Mr Travers, who formed TaRP with Eugene Reavey - who had three brothers killed in a sectarian attack in 1976 - says “real testimony by real people” about the consequences of violence must be heard across Ireland if it is to avoid repeating the mistakes of the past.

He added: “The doctrine of violence as an instrument of change must be exposed for the folly that it is.”

TaRP, says Stephen Travers, was established to give victims, regardless of their political, religious or cultural background, an opportunity to “speak for themselves, to tell their own story - in their own words.”

He says the group is committed to bringing “this inspirational presentation” to every county in Ireland, free of charge, in order to highlight the true, factual consequences of violence.

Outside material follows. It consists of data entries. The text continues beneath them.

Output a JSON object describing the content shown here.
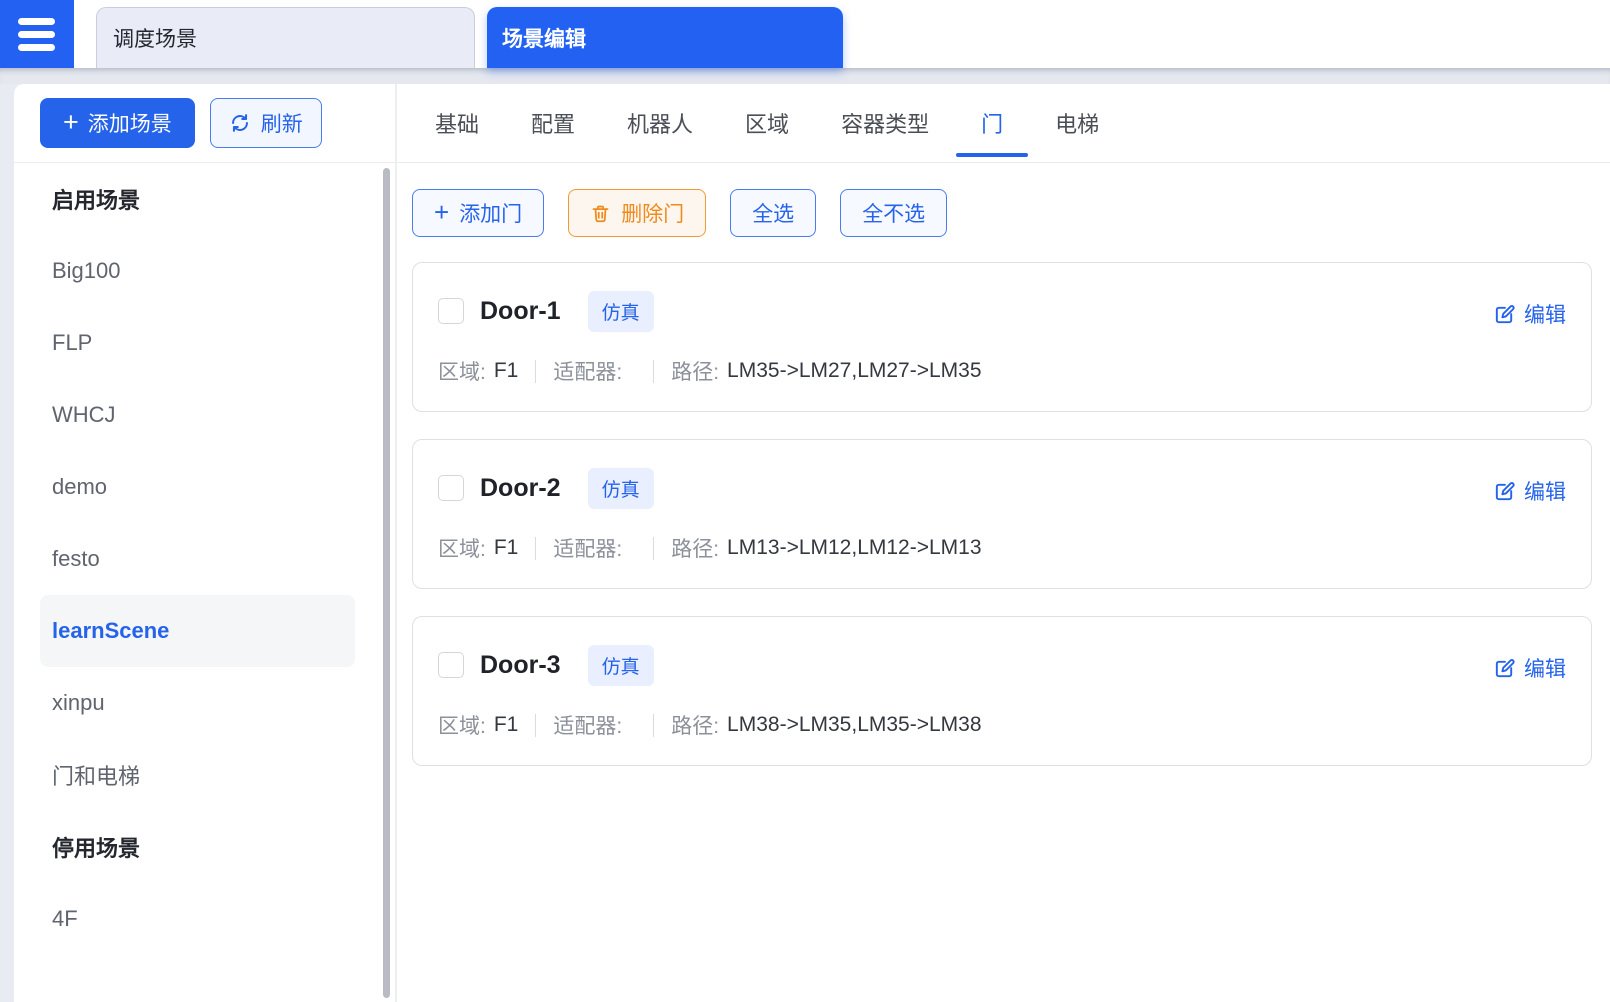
{
  "topbar": {
    "tabs": [
      {
        "label": "调度场景",
        "active": false
      },
      {
        "label": "场景编辑",
        "active": true
      }
    ]
  },
  "sidebar": {
    "add_button_label": "添加场景",
    "refresh_button_label": "刷新",
    "items": [
      {
        "type": "header",
        "label": "启用场景"
      },
      {
        "type": "item",
        "label": "Big100"
      },
      {
        "type": "item",
        "label": "FLP"
      },
      {
        "type": "item",
        "label": "WHCJ"
      },
      {
        "type": "item",
        "label": "demo"
      },
      {
        "type": "item",
        "label": "festo"
      },
      {
        "type": "item",
        "label": "learnScene",
        "active": true
      },
      {
        "type": "item",
        "label": "xinpu"
      },
      {
        "type": "item",
        "label": "门和电梯"
      },
      {
        "type": "header",
        "label": "停用场景"
      },
      {
        "type": "item",
        "label": "4F"
      }
    ]
  },
  "main": {
    "tabs": [
      {
        "label": "基础"
      },
      {
        "label": "配置"
      },
      {
        "label": "机器人"
      },
      {
        "label": "区域"
      },
      {
        "label": "容器类型"
      },
      {
        "label": "门",
        "active": true
      },
      {
        "label": "电梯"
      }
    ],
    "actions": {
      "add_door": "添加门",
      "delete_door": "删除门",
      "select_all": "全选",
      "select_none": "全不选"
    },
    "door_labels": {
      "badge": "仿真",
      "edit": "编辑",
      "area": "区域:",
      "adapter": "适配器:",
      "path": "路径:"
    },
    "doors": [
      {
        "name": "Door-1",
        "area": "F1",
        "adapter": "",
        "path": "LM35->LM27,LM27->LM35"
      },
      {
        "name": "Door-2",
        "area": "F1",
        "adapter": "",
        "path": "LM13->LM12,LM12->LM13"
      },
      {
        "name": "Door-3",
        "area": "F1",
        "adapter": "",
        "path": "LM38->LM35,LM35->LM38"
      }
    ]
  },
  "colors": {
    "primary_blue": "#2563eb",
    "topbar_blue": "#2261f2",
    "orange": "#ef8b1d",
    "badge_bg": "#e9effe"
  }
}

“Today, in Northern Ireland, the politics of suspicion and division are once again gathering for the perfect storm which can quickly convert public anger to violence,” he said. “Our organisation is already playing an important role in defusing such anger.”

“Great progress has been made in bringing peace to the island of Ireland but, sadly, true reconciliation on which genuine and lasting peace depends, continues to elude us.”

Mr Travers says he is convinced, now more than ever, that there is no more efficient deterrent to violence, a more effective antidote to radicalisation or a more valuable instrument of reconciliation than the testimony of the victim.

The TaRP event will take place at the Great Hall of Magee College on September 13.

It will be chaired by Professor Brandon Hamber, the Hume O’Neill Chair, INCORE. Admission is free and everyone is welcome.

The Irish government sponsors twelve TaRP presentations a year.